Thrombuspathological experiment

The tissue of the common carotid artery was collected for the pathological experiment. The thrombus tissue was embedded using the frozen section embedding agent Sakura OCT (a water-soluble mixture of polyethylene glycol and polyvinyl alcohol), sectioned at 6 μm thickness with frozen sectioning machine (CM 1950, LEICA, Germany), and collected using adhesive slides to observe thrombus morphology under a general light microscope. By measuring the percentage of each blank area in the thrombus (the area that blood flow can pass through), it is artificially divided into the following groups: 0–1, 1–5, and 5–10% of the total area. Less blank area means more compact thrombus.

Immunofluorescence observations for frozen sections were examined by adding α-fibronogen with Alexa Fluor® 488 and CD42b with Alexa Fluor® 568, respectively. Then, the samples were sealed with a blocking buffer containing a liquid with an anti-fluorescent cracking agent.

Statistical analysis

All data are presented as the mean and standard deviation.

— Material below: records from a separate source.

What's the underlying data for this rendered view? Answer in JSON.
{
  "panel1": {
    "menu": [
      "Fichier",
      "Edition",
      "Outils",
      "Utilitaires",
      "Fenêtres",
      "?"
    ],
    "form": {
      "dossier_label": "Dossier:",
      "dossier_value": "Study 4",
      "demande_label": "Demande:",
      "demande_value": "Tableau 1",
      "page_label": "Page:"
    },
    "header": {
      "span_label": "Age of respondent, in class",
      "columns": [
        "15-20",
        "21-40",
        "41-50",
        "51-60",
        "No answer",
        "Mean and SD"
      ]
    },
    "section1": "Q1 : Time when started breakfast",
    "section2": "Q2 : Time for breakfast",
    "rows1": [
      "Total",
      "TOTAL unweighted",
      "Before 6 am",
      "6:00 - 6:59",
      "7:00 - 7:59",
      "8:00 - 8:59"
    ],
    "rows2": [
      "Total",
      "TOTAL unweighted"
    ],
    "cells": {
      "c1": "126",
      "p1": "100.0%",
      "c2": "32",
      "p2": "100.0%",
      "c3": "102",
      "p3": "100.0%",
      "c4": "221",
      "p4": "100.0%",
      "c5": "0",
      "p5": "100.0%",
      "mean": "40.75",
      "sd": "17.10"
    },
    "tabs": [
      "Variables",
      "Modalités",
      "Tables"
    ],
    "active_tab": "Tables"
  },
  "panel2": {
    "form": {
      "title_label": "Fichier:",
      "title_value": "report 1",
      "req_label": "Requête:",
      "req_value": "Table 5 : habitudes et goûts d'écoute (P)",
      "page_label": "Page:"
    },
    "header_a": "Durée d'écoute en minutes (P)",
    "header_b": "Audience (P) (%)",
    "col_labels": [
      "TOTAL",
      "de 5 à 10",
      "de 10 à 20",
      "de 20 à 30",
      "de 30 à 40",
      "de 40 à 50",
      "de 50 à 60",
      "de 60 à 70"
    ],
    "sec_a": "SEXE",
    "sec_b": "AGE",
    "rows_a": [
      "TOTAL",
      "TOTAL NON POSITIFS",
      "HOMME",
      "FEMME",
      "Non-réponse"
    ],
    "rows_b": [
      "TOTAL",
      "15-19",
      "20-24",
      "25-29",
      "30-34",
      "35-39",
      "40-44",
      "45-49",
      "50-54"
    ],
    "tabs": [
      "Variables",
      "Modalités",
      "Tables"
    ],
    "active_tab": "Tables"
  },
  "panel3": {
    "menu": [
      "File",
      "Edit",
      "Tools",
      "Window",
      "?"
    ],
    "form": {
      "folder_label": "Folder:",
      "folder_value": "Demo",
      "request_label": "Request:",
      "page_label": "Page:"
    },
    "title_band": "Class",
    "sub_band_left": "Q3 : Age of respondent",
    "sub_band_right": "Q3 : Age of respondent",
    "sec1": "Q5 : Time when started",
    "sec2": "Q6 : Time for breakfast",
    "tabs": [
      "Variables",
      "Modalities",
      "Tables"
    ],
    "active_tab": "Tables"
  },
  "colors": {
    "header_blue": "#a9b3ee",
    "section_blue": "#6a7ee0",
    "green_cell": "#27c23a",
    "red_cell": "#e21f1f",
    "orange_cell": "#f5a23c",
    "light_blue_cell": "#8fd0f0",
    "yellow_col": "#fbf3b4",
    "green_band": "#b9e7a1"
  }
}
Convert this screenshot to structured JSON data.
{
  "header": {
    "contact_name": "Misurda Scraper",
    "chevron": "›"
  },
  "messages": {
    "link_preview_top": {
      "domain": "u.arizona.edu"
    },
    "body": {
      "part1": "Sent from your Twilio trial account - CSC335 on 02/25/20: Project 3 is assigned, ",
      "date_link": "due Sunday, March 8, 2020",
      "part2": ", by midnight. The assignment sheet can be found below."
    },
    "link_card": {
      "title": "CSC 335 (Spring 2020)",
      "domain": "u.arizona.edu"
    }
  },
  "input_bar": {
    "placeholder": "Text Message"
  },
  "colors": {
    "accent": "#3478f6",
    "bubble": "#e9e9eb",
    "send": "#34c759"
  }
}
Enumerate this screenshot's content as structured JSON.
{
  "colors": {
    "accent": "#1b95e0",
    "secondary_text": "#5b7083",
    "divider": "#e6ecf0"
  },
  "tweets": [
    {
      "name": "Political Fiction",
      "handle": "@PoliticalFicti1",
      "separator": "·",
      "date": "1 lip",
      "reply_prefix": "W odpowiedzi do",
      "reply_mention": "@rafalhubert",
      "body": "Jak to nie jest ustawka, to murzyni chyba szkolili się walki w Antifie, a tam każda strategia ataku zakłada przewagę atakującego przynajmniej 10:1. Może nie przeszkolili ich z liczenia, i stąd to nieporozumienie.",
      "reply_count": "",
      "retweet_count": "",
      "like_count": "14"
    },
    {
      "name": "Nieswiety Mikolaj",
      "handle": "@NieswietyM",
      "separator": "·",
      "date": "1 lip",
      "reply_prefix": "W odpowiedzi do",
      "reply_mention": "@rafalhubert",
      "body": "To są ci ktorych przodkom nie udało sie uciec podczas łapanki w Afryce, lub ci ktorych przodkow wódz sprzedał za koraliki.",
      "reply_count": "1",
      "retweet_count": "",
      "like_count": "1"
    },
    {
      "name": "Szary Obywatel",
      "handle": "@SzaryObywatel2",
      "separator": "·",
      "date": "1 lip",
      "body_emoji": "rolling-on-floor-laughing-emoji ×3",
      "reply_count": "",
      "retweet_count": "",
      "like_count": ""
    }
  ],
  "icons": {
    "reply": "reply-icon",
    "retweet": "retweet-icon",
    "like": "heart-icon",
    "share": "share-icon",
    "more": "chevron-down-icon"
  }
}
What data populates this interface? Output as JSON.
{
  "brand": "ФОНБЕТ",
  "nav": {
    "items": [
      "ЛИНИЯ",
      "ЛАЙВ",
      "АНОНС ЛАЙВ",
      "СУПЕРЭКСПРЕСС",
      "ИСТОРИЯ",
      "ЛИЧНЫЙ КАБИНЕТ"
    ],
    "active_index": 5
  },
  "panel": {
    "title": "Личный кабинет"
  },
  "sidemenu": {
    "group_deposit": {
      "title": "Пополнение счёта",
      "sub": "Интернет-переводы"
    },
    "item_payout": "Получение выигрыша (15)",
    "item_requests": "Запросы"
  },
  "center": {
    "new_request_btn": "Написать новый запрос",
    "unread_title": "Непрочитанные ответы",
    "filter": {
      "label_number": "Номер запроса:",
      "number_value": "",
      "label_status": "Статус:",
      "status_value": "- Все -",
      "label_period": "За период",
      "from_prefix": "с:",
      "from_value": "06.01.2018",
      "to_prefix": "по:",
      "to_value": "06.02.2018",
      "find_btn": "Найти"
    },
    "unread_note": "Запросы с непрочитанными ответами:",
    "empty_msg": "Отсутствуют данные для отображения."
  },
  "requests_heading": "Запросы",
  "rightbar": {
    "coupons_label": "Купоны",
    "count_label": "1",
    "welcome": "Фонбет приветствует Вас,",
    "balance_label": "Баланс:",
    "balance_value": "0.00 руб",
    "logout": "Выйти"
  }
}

Data were subjected to Student's t-test or two-way ANOVA followed by Duncan's multiple range test. In all cases, a P value < 0.05 was considered statistically significant. The asterisk represents significant differences from the control group (***P < 0.001; **P < 0.01; *P < 0.05). The pound represents significant differences from the TiO2NP treatment group (###P < 0.001; ##P < 0.01; #P < 0.05).